El Dios-hombre vino. ¿Era el Dios-hombre el que estaba arriba o era posible que todos estuvieran arriba? No parecían hacerse daño los unos a los otros. Pero quizá lo hacían de alguna forma que mantenían oculta para los cuervos; ¿quién podía saberlo? No valía la pena preguntarlo, aún cuando una supiera qué o cómo preguntar. ¿Qué es preguntar? Así pasó el tiempo. Pero un día, el Dios-hombre se marchó y con él, en una caja, se marchó la esposa de Alfa Corax, el mejor cuervo. ¿Adonde se había marchado ella? No sabíamos qué pensar; sólo sabíamos que todos estábamos perturbados. Ella, con él, había dirigido las expediciones de búsqueda de comida de los cuervos. Él estaba acostumbrado a tenerla consigo. Él llamó; ella no estaba allí. Él lanzó los gritos propios del compañero; ella no contestó.
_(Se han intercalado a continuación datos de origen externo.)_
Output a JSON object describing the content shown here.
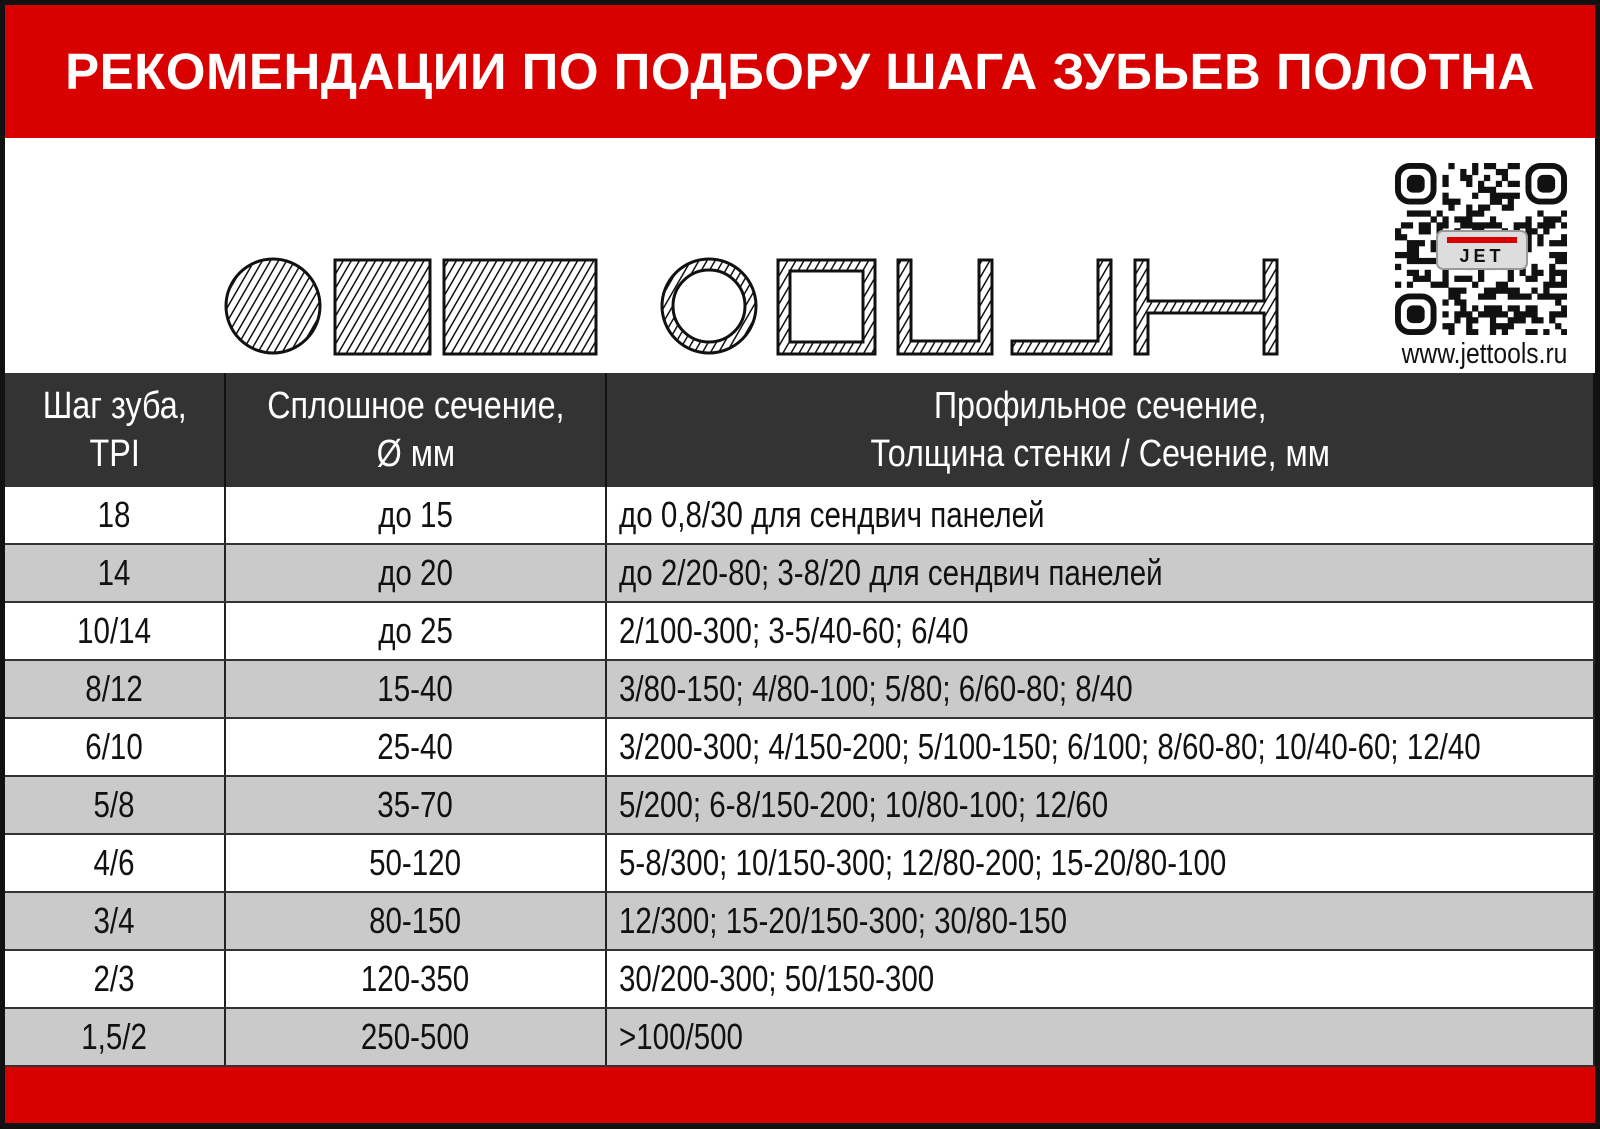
{
  "title": "РЕКОМЕНДАЦИИ ПО ПОДБОРУ ШАГА ЗУБЬЕВ ПОЛОТНА",
  "brand": {
    "logo_text": "JET",
    "url": "www.jettools.ru",
    "accent": "#d90000"
  },
  "shapes": [
    "round-bar",
    "square-bar",
    "rectangular-bar",
    "round-tube",
    "square-tube",
    "channel",
    "angle",
    "i-beam"
  ],
  "table": {
    "headers": [
      {
        "line1": "Шаг зуба,",
        "line2": "TPI"
      },
      {
        "line1": "Сплошное сечение,",
        "line2": "Ø мм"
      },
      {
        "line1": "Профильное сечение,",
        "line2": "Толщина стенки / Сечение, мм"
      }
    ],
    "rows": [
      {
        "tpi": "18",
        "solid": "до 15",
        "profile": "до 0,8/30 для сендвич панелей"
      },
      {
        "tpi": "14",
        "solid": "до 20",
        "profile": "до 2/20-80; 3-8/20 для сендвич панелей"
      },
      {
        "tpi": "10/14",
        "solid": "до 25",
        "profile": "2/100-300; 3-5/40-60;  6/40"
      },
      {
        "tpi": "8/12",
        "solid": "15-40",
        "profile": "3/80-150; 4/80-100; 5/80; 6/60-80; 8/40"
      },
      {
        "tpi": "6/10",
        "solid": "25-40",
        "profile": "3/200-300; 4/150-200; 5/100-150; 6/100; 8/60-80; 10/40-60; 12/40"
      },
      {
        "tpi": "5/8",
        "solid": "35-70",
        "profile": "5/200; 6-8/150-200; 10/80-100; 12/60"
      },
      {
        "tpi": "4/6",
        "solid": "50-120",
        "profile": "5-8/300; 10/150-300; 12/80-200; 15-20/80-100"
      },
      {
        "tpi": "3/4",
        "solid": "80-150",
        "profile": "12/300; 15-20/150-300; 30/80-150"
      },
      {
        "tpi": "2/3",
        "solid": "120-350",
        "profile": "30/200-300; 50/150-300"
      },
      {
        "tpi": "1,5/2",
        "solid": "250-500",
        "profile": ">100/500"
      }
    ]
  }
}
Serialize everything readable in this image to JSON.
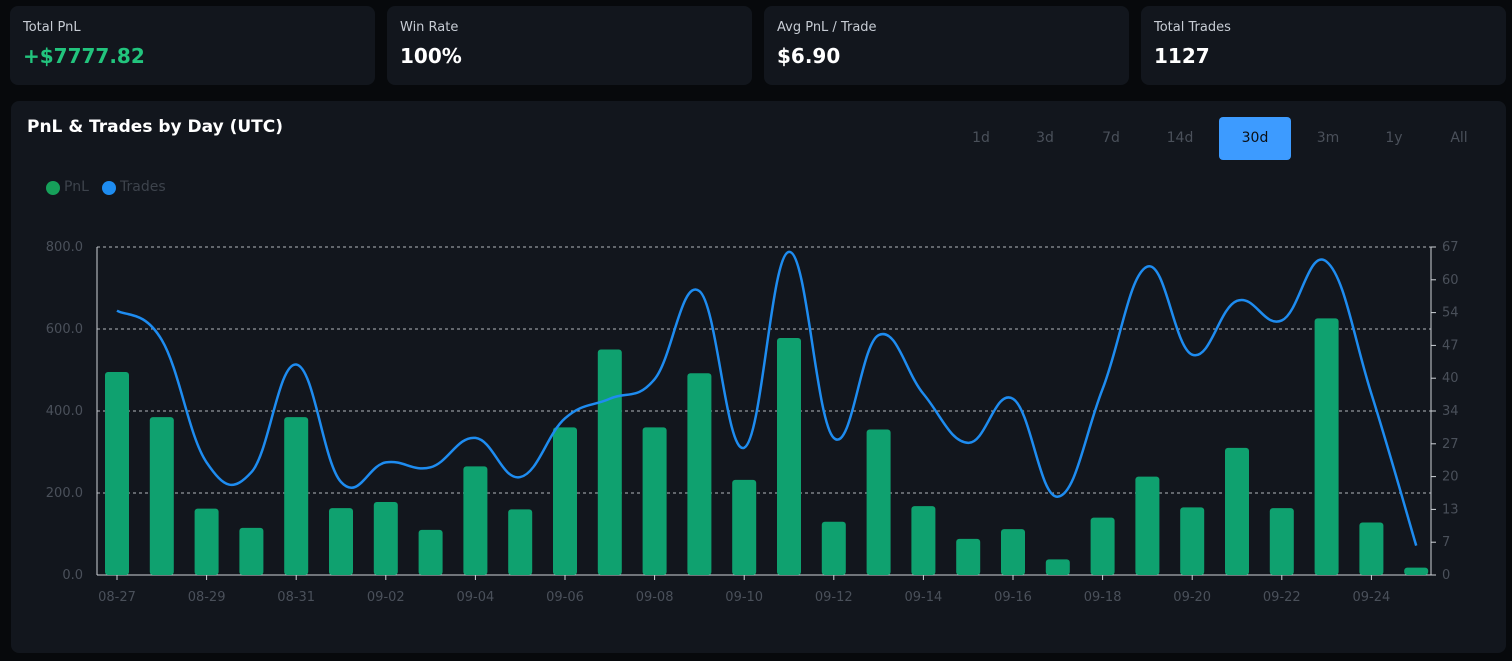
{
  "stats": [
    {
      "label": "Total PnL",
      "value": "+$7777.82",
      "positive": true
    },
    {
      "label": "Win Rate",
      "value": "100%",
      "positive": false
    },
    {
      "label": "Avg PnL / Trade",
      "value": "$6.90",
      "positive": false
    },
    {
      "label": "Total Trades",
      "value": "1127",
      "positive": false
    }
  ],
  "panel": {
    "title": "PnL & Trades by Day (UTC)",
    "ranges": [
      "1d",
      "3d",
      "7d",
      "14d",
      "30d",
      "3m",
      "1y",
      "All"
    ],
    "active_range": "30d"
  },
  "legend": [
    {
      "label": "PnL",
      "color": "#16a05a"
    },
    {
      "label": "Trades",
      "color": "#1e8cf0"
    }
  ],
  "chart_data": {
    "type": "bar",
    "categories": [
      "08-27",
      "08-28",
      "08-29",
      "08-30",
      "08-31",
      "09-01",
      "09-02",
      "09-03",
      "09-04",
      "09-05",
      "09-06",
      "09-07",
      "09-08",
      "09-09",
      "09-10",
      "09-11",
      "09-12",
      "09-13",
      "09-14",
      "09-15",
      "09-16",
      "09-17",
      "09-18",
      "09-19",
      "09-20",
      "09-21",
      "09-22",
      "09-23",
      "09-24",
      "09-25"
    ],
    "x_tick_labels": [
      "08-27",
      "08-29",
      "08-31",
      "09-02",
      "09-04",
      "09-06",
      "09-08",
      "09-10",
      "09-12",
      "09-14",
      "09-16",
      "09-18",
      "09-20",
      "09-22",
      "09-24"
    ],
    "series": [
      {
        "name": "PnL",
        "type": "bar",
        "axis": "left",
        "color": "#0fa16f",
        "values": [
          495,
          385,
          162,
          115,
          385,
          163,
          178,
          110,
          265,
          160,
          360,
          550,
          360,
          492,
          232,
          578,
          130,
          355,
          168,
          88,
          112,
          38,
          140,
          240,
          165,
          310,
          163,
          626,
          128,
          18
        ]
      },
      {
        "name": "Trades",
        "type": "line",
        "axis": "right",
        "color": "#1e8cf0",
        "values": [
          54,
          48,
          23,
          21,
          43,
          19,
          23,
          22,
          28,
          20,
          32,
          36,
          40,
          58,
          26,
          66,
          28,
          49,
          37,
          27,
          36,
          16,
          38,
          63,
          45,
          56,
          52,
          64,
          37,
          6
        ]
      }
    ],
    "y_left": {
      "ticks": [
        "800.0",
        "600.0",
        "400.0",
        "200.0",
        "0.0"
      ],
      "ylim": [
        0,
        800
      ]
    },
    "y_right": {
      "ticks": [
        "67",
        "60",
        "54",
        "47",
        "40",
        "34",
        "27",
        "20",
        "13",
        "7",
        "0"
      ],
      "ylim": [
        0,
        67
      ]
    },
    "grid": true
  }
}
Pero todas nosotras sentimos algo en la parte profunda que deseaba contestar, incluso antes de que llegara la estación del apareamiento. Hubo movimiento y pequeños ruidos. Se elevaron plumas y se inició una procesión de posturas. Y entonces, mi propio Dios-hombre me miró y él también lanzó un grito de apareamiento y elevó los brazos, haciéndolos oscilar como alas. Él era mío. Él me había tomado del huevo y me había cambiado para que yo pudiera salir de los viejos modelos. Y entonces, de repente, fui yo quien empezó a contestar a Alfa Corax; fui yo quien estaba con él, quien había ocupado el lugar más alto. Yo era lo mismo que mi Dios-hombre, mi Dios máximo.
Ahora sería yo quien tendría a Alfa Corax, el pájaro más alto, el más hermoso, el cuervo de los cuervos. En la época del apareamiento, bailaríamos juntos en el aire y después construiríamos nuestro nido. Pero hoy, ahora, él me reconocía. Hoy, yo era Alfa. Podía picotear a la que estaba debajo de mí, y ninguna de ellas podría picotearme a mí. Me convertiría en alguien hermoso y brillante; mis plumas serían siempre suaves; picaría y tragaría los bocados más sangrantes de toda la comida; tendría el mejor nido, el más seguro, nada de tenerlo construido en el borde de las ramas.
Todo esto ocurrió. Me ocurrió a mí. Ahora, estoy apareada para siempre con Alfa Corax. Sí, al principio hubo algunas que se rebelaron, que seguían teniendo en el fondo de sus mentes que yo aún era la picoteada, la Cuervo Omega. Sí, algunas de ellas trataron de picotearme. ¡Pero cómo las picoteé yo a ellas, desparramando plumas y sangre! Porque yo recordaba la otra comida y los pequeños hilos que me convirtieron en algo más que yo misma. Recordaba al Dios-hombre que me convirtió en la máxima picoteadora, rompiendo la costumbre. Mi Dios-hombre, Dios máximo. Dios-hombre y yo.